Professor Jorge Trevino from Tohoku University visited the CAS Key Laboratory of Speech Acoustics and Content Understanding in IOA on August 9, invited by Professor LI Junfeng from IOA. Jorge gave an academic lecture about his research area, entitled “Spatial sound recording, analysis and reproduction” during his visit.
In Jorge’s lecture, he introduced his research background first. There was a strong push towards the ultra-realistic presentation of multimedia contents made possible by the latest advances in computational and signal processing technologies. Three-dimensional sound presentation was necessary to convey a natural and rich multimedia experience. Promising ways to achieve this included the sound field reproduction technique known as high-order Ambisonics. While these advanced methods were within the capabilities of consumer-level processing systems, their adoption was hindered by the lack of contents. Production and coding of the audio components in multimedia focused on traditional formats, such as stereophonic sound. Mainstream audio codecs and media such as CDs or DVDs did not support advanced, rich contents such as high-order Ambisonics encodings.

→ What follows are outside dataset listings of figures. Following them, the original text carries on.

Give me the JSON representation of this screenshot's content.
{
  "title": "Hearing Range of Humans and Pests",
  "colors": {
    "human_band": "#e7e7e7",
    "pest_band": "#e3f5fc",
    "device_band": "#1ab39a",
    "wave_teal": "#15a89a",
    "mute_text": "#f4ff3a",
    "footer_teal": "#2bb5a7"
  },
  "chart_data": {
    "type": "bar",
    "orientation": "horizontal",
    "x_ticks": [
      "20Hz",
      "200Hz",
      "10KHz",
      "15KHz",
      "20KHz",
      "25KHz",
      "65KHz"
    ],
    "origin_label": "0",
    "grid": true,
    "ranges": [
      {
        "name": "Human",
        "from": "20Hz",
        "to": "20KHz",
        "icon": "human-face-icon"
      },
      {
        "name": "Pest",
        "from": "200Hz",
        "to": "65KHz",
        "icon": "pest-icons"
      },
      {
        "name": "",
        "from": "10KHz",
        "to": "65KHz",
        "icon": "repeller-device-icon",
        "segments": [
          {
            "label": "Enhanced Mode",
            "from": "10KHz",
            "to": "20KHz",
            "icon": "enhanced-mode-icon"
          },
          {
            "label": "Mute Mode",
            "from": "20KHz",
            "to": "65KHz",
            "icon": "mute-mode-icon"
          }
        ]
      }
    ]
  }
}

In the following, Jorge put forward a novel way to downmix high-order Ambisonics contents into a conventional stereo signal, to ameliorate this problem and speed up the adoption of spatial sound technologies.
And the resulting data could be distributed using conventional methods such as audio CDs or as the audio component of an internet video stream. The results were fully compatible with conventional stereo and could be listened by users with legacy reproduction systems. However, they included spatial information encoded as the inter-channel level and phase differences. The proposed method consisted on a downmixing filterbank which independently modulated inter-channel differences at each frequency bin. The proposal was evaluated using simple test signals and found to outperform conventional methods such as matrix-encoded surround and the Ambisonics UHJ format in terms of spatial resolution.
Jorge’s lecture was well received by attendees and some of the research methods were discussed after the lecture.
(Source: The CAS Key Laboratory of Speech Acoustics and Content Understanding)